Friday, January 8th, 2010

How did you buy your last personal car?  Did you buy it off the lot or have it built just for you?  What made you decide on the model of vehicle that you selected?  When you are looking to purchase a vehicle for your business, think about all of those things and then throw them out the window!

The fact of the matter is that buying a car for your company should be night and day from how you personally buy vehicles.  Nine times out of ten when we buy a car for ourselves we rely heavily on emotion, however, if you do this for your business you will end up spending money that you need not.  Instead, focus your decision around four key areas: fuel economy, safety, budget and image.

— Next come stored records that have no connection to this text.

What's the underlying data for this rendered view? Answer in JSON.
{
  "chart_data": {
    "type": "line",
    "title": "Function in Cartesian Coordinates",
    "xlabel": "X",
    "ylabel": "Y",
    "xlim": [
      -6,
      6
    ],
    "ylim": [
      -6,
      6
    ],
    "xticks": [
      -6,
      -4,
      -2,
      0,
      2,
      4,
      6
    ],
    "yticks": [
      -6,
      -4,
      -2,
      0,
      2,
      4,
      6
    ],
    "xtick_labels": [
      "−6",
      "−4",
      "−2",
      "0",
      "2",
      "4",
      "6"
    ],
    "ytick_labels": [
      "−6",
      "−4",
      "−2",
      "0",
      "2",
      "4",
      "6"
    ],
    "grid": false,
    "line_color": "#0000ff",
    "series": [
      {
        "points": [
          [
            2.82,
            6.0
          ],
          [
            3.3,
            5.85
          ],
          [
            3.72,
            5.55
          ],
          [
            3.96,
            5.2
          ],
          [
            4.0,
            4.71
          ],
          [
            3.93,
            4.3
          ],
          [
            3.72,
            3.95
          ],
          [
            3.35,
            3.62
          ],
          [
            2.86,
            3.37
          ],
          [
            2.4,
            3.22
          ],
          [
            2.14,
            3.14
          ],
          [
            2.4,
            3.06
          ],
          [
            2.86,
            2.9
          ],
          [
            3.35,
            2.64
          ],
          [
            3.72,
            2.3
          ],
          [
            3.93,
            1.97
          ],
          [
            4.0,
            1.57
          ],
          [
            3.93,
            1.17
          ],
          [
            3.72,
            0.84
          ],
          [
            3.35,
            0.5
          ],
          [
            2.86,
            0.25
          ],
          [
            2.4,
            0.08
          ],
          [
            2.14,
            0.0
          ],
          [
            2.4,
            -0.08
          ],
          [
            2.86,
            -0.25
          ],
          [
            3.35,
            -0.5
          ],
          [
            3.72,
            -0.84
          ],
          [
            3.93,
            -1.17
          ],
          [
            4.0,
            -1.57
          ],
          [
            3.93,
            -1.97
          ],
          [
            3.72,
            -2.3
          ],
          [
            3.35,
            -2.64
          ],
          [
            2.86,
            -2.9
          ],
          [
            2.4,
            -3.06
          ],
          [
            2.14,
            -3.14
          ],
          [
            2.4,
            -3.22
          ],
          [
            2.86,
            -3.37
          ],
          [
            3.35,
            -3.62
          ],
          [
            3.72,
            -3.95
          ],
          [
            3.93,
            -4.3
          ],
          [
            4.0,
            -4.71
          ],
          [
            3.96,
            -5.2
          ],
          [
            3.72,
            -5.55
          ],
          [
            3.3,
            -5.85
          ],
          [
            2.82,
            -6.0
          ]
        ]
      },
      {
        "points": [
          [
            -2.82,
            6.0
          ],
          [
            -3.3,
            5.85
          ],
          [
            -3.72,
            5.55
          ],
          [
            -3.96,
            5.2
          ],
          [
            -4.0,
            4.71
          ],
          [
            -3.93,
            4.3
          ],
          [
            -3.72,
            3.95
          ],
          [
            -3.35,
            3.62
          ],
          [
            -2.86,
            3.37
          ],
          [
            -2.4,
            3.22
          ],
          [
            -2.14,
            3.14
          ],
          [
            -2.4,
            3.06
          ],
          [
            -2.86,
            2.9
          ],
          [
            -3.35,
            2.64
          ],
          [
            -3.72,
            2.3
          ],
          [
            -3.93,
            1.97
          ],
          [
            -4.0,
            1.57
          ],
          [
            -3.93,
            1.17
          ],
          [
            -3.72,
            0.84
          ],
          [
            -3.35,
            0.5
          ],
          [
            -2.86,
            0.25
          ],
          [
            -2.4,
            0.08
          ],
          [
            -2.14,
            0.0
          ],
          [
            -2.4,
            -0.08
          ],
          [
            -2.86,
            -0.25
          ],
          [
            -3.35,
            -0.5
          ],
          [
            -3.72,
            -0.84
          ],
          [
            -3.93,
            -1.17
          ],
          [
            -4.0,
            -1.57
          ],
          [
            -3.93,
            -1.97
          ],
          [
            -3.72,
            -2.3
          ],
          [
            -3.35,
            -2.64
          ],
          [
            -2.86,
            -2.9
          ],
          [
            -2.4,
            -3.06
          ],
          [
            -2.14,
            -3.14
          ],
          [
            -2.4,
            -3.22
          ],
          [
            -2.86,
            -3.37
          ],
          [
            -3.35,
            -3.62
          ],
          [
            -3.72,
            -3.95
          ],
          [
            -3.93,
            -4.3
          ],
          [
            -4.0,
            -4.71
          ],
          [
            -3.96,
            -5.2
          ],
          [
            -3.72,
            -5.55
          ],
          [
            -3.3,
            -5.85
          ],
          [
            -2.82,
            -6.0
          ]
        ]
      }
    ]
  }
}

Fuel economy: When gas prices sky rocket this is usually the first thing that we think about.  However, even with gas prices being relatively low, you still need to think about maximizing your fuel economy.  Even if your vehicles require the carrying of a lot of equipment, you may be able to find a vehicle with a smaller engine or cargo area that will still satisfy your needs.  We call this “right sizing” with our customers and it means finding a vehicle with the maximum fuel economy that will still meet your needs.

Safety: Obviously we want our employees to remain safe but what steps are you taking to ensuring this on the road?  Is the vehicle you purchase ensuring their safety?  For us, being in the Midwest, this often means finding a vehicle that can handle the brutal winter roads.  This could also mean purchasing some extra safety features that may not come on the showroom floor model.

Budget: We often hear from clients that they want to buy the cheapest car they can find to meet their needs.  This is all well and good but what will the upkeep, insurance and fuel costs be with that cheap vehicle?  Often times people will spend more down the road (pun intended!) because they tried to save money upfront.  Also, few fleet managers consider what the resale value of the vehicle they buy will be but this is direct money in or not in your hands! The key is finding a vehicle that will be the best value in the long run, not the lowest sticker price.

Image: This is where things get fun.  What do you want your vehicles to say about your company when your employees pull in to meet a client?  Do you want them to say that you are environmentally conscious, a high-end service provider or blue-collar worker?  Every vehicle tells a story so it is important to know what you want that story to be and then figure out what vehicle will tell that story.  Whether it is what model of vehicle your employees drive or a high-end graphics package, the look of your vehicle can be very important.

So, forget everything that you know about buying a vehicle and focus on these four criteria.  When you do you will find a vehicle that is the best value for you today and down the road.